About 8,000 new cases of testicular cancer occur each year in the United States. Although it is rare, it is the most common solid cancer in young men.

The vast majority of testicular cancers arise from germ cells, the cells that normally give rise to sperm cells. These germ cell tumors are broadly divided into two groups: seminomas, which are the most common type, and non-seminomas. In the non-seminoma category, the most common type is embryonal carcinoma. Other types include teratoma, yolk sac and choriocarcinomas. It is common to have different types of cells composing a tumor; these are called mixed germ cell tumors. This is important because the additional treatment plan is based on the type of cancer cells that the pathologist sees under the microscope.

Common questions about Testicular Cancer

Who can get testicular cancer?

The highest incidence is in young men ages 15 to 40. Older men and younger boys can get it, too.

Are there any risk factors?

Any boy or man who has had an undescended testicle faces an increased risk of testicular cancer. White men in higher socioeconomic groups have a higher incidence, as well. The reason for this is not well understood.

How is it detected?

Testicular cancer usually begins as a painless swelling in the testicle. The earliest detection is probably by self-examination. Occasionally, the testicle is painful. In advanced cases of testicular cancer, other symptoms – such as a cough, abdominal pain or weight loss – may be present.

Initially, an ultrasound (diagnostic test producing a two-dimensional image) of the testicles is performed. In addition, a blood test is drawn to check tumor markers. The two most common markers are alpha fetoprotein (AFP) and beta HCG. Most patients also get a chest X-ray and a CT scan to stage the cancer or detect whether it has spread.

Testicular Ultrasound
Ultrasound showing a normal left testicle and an abnormal right testicle.
How is it treated?

Surgery is performed to remove the cancerous testicle. The surgery usually takes about an hour and requires anesthesia. The incision is made in the groin and is typically two to four inches long. The patient can go home the same day, but sometimes will stay in the hospital overnight. Pain can be controlled with oral pain medication. The surgery serves two purposes. First, the surgery removes the primary tumor. Second, the type of cancer is identified. This will give prognostic information and help determine options for additional treatment. Additional treatment is necessary in most cases.

Stage and Tumor Type

The stage of the tumor indicates how far advanced it has become, or whether it has metastasized or spread beyond the testicle.

  • Stage I: Contained in the testicle
  • Stage II: Lymph node spread
  • Stage III: Spread to lungs or other organs

The patterns of spread of testicular cancers are generally very predictable and have been well established. Most commonly, tumor spread is by the lymphatic system. The primary landing site for lymph node metastases, or cancer spread, is to lymph nodes in the retroperitoneum. This region is up near the kidneys.

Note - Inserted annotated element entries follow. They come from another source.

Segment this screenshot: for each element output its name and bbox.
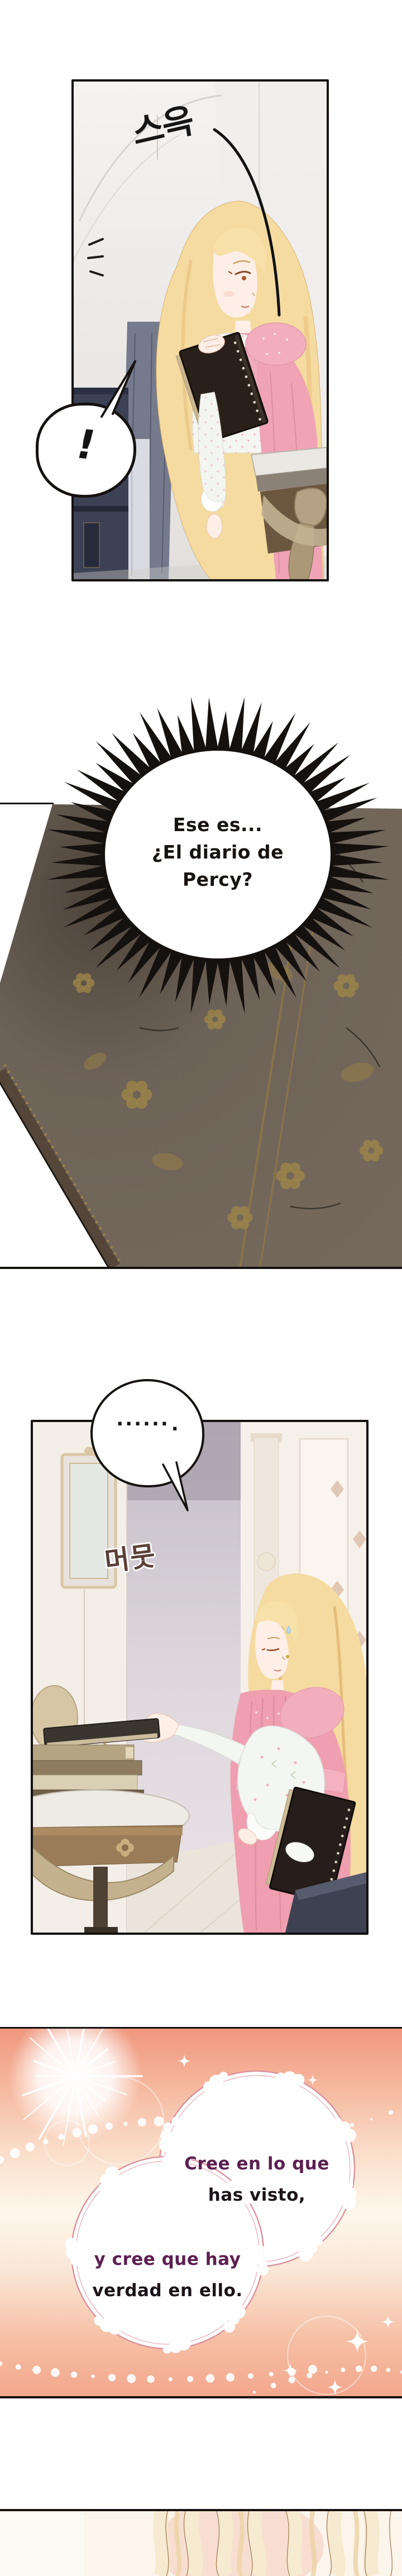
bokeh-string-bottom-right: [232, 2365, 402, 2396]
starburst-glow-icon: [8, 2029, 142, 2143]
panel-hair-closeup: [0, 2509, 402, 2576]
book-cover-section: Ese es... ¿El diario de Percy?: [0, 670, 402, 1269]
ellipsis-text: .......: [93, 1408, 202, 1430]
narration-bubble-2: y cree que hay verdad en ello.: [92, 2244, 242, 2306]
gap-divider-line: [0, 803, 54, 804]
burst-line-2: ¿El diario de: [128, 838, 307, 866]
narration-2-line-2: verdad en ello.: [92, 2275, 242, 2306]
narration-section: Cree en lo que has visto, y cree que hay…: [0, 2027, 402, 2398]
bokeh-string-bottom: [0, 2362, 317, 2383]
earring: [286, 1655, 289, 1658]
panel-library-scene: 스윽 !: [71, 79, 329, 581]
comic-page: 스윽 !: [0, 0, 402, 2576]
pink-decor: [0, 2029, 402, 2396]
ellipsis-bubble-tail: [159, 1461, 200, 1514]
narration-bubble-1: Cree en lo que has visto,: [184, 2148, 329, 2211]
burst-line-3: Percy?: [128, 866, 307, 893]
narration-2-line-1: y cree que hay: [92, 2244, 242, 2275]
left-blank: [0, 2511, 84, 2576]
burst-dialogue: Ese es... ¿El diario de Percy?: [128, 811, 307, 893]
exclaim-text: !: [33, 417, 139, 473]
hair-closeup-art: [0, 2511, 402, 2576]
narration-1-line-1: Cree en lo que: [184, 2148, 329, 2179]
sfx-hesitate-korean: 머뭇: [102, 1534, 158, 1579]
panel1-scene: [74, 82, 327, 579]
book-cover-art: [0, 670, 402, 1267]
narration-1-line-2: has visto,: [184, 2179, 329, 2211]
exclaim-bubble-tail: [96, 358, 141, 422]
burst-line-1: Ese es...: [128, 811, 307, 838]
panel-hesitation-scene: ....... 머뭇: [31, 1420, 368, 1935]
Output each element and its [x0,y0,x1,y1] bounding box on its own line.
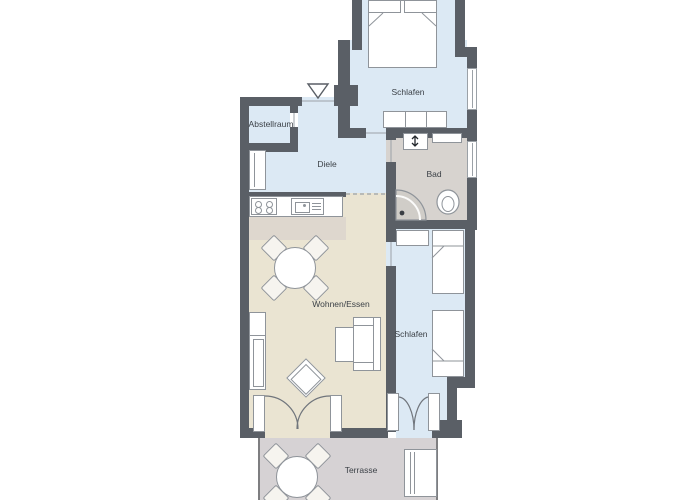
divider-line [426,112,427,127]
wall-segment [352,0,362,50]
single-bed-icon [432,310,464,377]
lounger-icon [404,449,437,497]
wall-segment [386,220,467,229]
wall-segment [465,228,475,378]
wall-segment [290,106,298,113]
hall-cabinet-icon [249,150,266,190]
cabinet-line [254,153,255,187]
wall-segment [467,178,477,230]
room-label-terrace: Terrasse [345,465,378,475]
door-leaf [387,393,399,431]
french-door-opening-living [265,428,330,438]
entrance-arrow-icon [308,84,328,98]
room-label-bedroom-right: Schlafen [394,329,427,339]
burner-icon [255,207,262,214]
wall-segment [447,377,475,388]
sofa-arm-line [354,325,373,326]
wall-segment [467,55,477,68]
wall-segment [348,128,366,138]
door-leaf [330,395,342,432]
room-label-living: Wohnen/Essen [312,299,370,309]
sink-drain [303,204,306,207]
room-label-bedroom-top: Schlafen [391,87,424,97]
french-door-opening-bedroom [396,428,432,438]
door-leaf [428,393,440,431]
room-label-hallway: Diele [317,159,336,169]
floor-plan: Schlafen Abstellraum Diele Bad Wohnen/Es… [0,0,700,500]
wardrobe-icon [396,230,429,246]
room-living-floor [346,193,386,428]
kitchen-sink-icon [291,198,324,215]
room-label-storage: Abstellraum [249,119,294,129]
coffee-table-icon [335,327,355,362]
door-opening-bedroom-right [386,242,396,266]
wall-segment [290,127,298,143]
washbasin-icon [403,133,428,150]
divider-line [405,112,406,127]
drainer-line [312,203,321,204]
wall-segment [386,128,396,140]
sofa-back-line [373,318,374,370]
door-leaf [253,395,265,432]
room-label-bathroom: Bad [426,169,441,179]
entrance-opening [302,97,334,106]
wall-segment [455,0,465,50]
wall-segment [386,229,396,242]
terrace-edge [258,438,260,500]
shelf-inner [253,339,264,387]
pillow-icon [404,0,437,13]
lounger-line [414,452,415,494]
door-opening-bedroom-top [366,128,386,138]
room-hallway-floor [338,133,386,196]
wall-segment [334,85,358,106]
burner-icon [266,207,273,214]
sideboard-icon [383,111,447,128]
wall-segment [240,97,302,106]
wall-segment [467,110,477,141]
drainer-line [312,206,321,207]
drainer-line [312,209,321,210]
door-opening-bathroom [386,140,396,162]
dining-table-icon [274,247,316,289]
wall-segment [386,162,396,220]
pillow-icon [368,0,401,13]
room-bathroom-floor [396,138,467,220]
bath-shelf-icon [432,133,462,143]
sofa-icon [353,317,381,371]
window [467,141,477,178]
terrace-table-icon [276,456,318,498]
kitchen-strip [249,217,346,240]
window [467,68,477,110]
shelf-icon [249,312,266,390]
sofa-arm-line [354,362,373,363]
single-bed-icon [432,230,464,294]
stove-icon [251,198,277,215]
lounger-line [410,452,411,494]
shelf-line [250,335,265,336]
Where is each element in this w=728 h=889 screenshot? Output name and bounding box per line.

A CT scan of the abdomen and pelvis is obtained to identify enlarged lymph nodes in the retroperitoneum. If there are enlarged lymph nodes on the CT scan, this indicates at least Stage II disease. Also, a chest X-ray is obtained to identify any evidence that the cancer has spread to the lungs. Cases in which there are enlarged lymph nodes or lung involvement are known as advanced disease. These cases are best treated with chemotherapy.

In cases with no enlarged lymph nodes seen on the CT scan, there is roughly a 20 to 30 percent chance that there still might be microscopic lymph node metastases.

In cases with an elevation of beta HCG or AFP, these markers may give some prognostic information. When the marker or markers are very high, more advanced disease is suspected. If these markers remain elevated after removal of the testicle, this is indicative of advanced disease. If the tumor markers normalize, the cancer is likely to have been contained in the testicle only.

Seminomas never have an elevation of AFP and have an elevation in beta HCG in only 10 percent of cases. In the non-seminoma group, both AFP and beta HCG can be elevated.